In SF, we stayed at a funky B&B run by a Brooklyn native who's now a sort of San Francisco fashionista party girl. While we were there, they had a backyard wedding for some middle aged Jewish hippies and on the morning of the wedding, we had breakfast with the bride, groom and pretty much the entire party.

The photos below show the amazing view from our third-floor room, as well as the wake we stumbled into at John's favorite coffee shop, Caffe Trieste, celebrating the life of a beloved SF musician. There were musicians playing inside, musicians jamming and smoking pot outside, and generally the kind of adoring send off we should all aspire to.
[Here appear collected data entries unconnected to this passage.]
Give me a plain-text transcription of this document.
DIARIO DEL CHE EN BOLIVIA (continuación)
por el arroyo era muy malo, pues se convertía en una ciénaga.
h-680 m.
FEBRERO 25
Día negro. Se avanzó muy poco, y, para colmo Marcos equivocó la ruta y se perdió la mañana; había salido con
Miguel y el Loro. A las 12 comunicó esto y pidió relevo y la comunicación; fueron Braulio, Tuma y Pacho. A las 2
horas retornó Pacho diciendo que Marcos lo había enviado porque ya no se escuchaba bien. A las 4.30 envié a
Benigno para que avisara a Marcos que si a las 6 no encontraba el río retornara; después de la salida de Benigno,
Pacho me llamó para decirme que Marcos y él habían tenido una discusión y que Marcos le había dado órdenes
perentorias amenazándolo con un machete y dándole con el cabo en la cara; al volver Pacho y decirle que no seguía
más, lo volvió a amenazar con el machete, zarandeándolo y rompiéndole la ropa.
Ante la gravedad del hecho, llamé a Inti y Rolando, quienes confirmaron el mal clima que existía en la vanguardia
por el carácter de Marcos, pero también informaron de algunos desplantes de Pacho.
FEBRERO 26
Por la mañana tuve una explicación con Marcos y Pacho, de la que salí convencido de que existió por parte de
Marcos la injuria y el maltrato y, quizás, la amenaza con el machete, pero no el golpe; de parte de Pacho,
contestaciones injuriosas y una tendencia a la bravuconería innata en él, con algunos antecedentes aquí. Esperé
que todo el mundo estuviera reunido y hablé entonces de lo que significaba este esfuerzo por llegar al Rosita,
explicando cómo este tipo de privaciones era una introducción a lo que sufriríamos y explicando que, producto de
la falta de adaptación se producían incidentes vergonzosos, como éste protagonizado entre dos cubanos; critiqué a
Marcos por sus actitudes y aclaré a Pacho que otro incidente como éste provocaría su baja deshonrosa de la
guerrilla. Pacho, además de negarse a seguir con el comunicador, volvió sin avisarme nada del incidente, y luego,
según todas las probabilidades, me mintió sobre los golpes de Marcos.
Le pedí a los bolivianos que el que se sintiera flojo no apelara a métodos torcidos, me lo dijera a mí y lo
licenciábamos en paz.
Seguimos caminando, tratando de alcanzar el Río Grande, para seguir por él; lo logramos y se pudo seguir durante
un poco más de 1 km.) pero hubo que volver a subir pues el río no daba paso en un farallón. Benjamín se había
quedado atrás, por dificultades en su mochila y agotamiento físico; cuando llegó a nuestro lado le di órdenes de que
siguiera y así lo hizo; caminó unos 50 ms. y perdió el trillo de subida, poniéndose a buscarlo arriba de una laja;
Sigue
Here's me at a hipster coffee shop where they roast their own beans, and John about to dive into a sampler of some microbrews at a brewpub near the Pacific Ocean. Finally, us on one of SF's many hills, with a great view out over the city.

Then it was time to drive north, up over the Golden Gate Bridge, and into Sonoma, where it was grape harvest season.

One of my favorite photos of the trip -- us with Joel Peterson, founder of Ravenswood, which makes some of my favorite wines.

Some vino highlights of our copious tastings: Random Ridge 2002 cabernet, Benziger's about-to-be-released Tribute cab, Little Vineyards syrah, Viansa prindelo, Gloria Ferrer blanc de noir, Gundlach Bundschu gewurtziminer. Can't find these in your local wine shop? The Wine Exchange in Sonoma would be happy to help by shipping wine from tiny wineries straight to your doorstep!